Morgan’s hometown paper The Guardian chimed in too, giving a Brit-take on the new host’s first night. Hadlee Freeman’s review provides a little Morgan context for the American viewer.
To British viewers, Morgan seems like the protagonist from a satirical novel about the modern day media. Not even Henry Fielding would have dreamed of a character, brought so high, then so low, then so insanely high again, all by his own hubris. If there is a moral to the story of Morgan, it’s to never doubt yourself, no matter how many others do.
While he may not have been wearing Larry King’s red braces, or sitting in King’s studio (instead, it was filmed in a cluttered hotel room with an unfortunate, strange horse statue behind Morgan on which the rider appeared to be about to plunge a spear into his skull) he didn’t entirely do away with all of his predecessor’s trappings. There was a definite lick of subservience to Winfrey that was wholly lacking from, say, Morgan’s interview with Katie Price on ITV.
For a glowing appraisal, see John Timpane at The Philadelphia Inquirer. Small victories are important Timpane reminds us, especially when you’re up against the likes of the one.
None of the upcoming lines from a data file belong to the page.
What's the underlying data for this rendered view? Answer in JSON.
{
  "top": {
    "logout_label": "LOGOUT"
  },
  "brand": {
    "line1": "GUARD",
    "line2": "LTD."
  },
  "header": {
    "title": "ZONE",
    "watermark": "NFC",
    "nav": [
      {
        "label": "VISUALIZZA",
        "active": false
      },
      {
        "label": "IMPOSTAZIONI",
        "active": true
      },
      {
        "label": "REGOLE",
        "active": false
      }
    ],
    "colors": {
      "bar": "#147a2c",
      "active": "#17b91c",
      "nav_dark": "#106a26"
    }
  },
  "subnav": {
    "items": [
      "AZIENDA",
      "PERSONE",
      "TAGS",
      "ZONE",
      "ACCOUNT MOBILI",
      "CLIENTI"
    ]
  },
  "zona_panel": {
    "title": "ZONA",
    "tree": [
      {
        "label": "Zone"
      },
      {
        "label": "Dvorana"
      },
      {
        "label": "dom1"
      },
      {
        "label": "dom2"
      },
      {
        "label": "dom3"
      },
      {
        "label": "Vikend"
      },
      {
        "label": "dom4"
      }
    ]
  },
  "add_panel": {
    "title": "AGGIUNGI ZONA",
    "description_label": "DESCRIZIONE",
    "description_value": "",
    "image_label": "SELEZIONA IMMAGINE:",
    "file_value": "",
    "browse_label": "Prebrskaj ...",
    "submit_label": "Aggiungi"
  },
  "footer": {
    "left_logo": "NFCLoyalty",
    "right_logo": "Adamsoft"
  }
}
While you can’t say Morgan pried any big revelations out of Oprah, you can definitely say he “won” the encounter (if it were even a contest in the first place). That’s because, after a first segment that was clearly a draw, he got Oprah to banter and to leave, for brief moments, her perpetual scriptedness.
In the second segment, he knocked her off her mark, ever so slightly, with the question, exquisitely crafted, of “How many times have you been properly in love?” (Winfrey complimented him on the properly, and she rewarded it with an answer: three times, with two broken hearts.)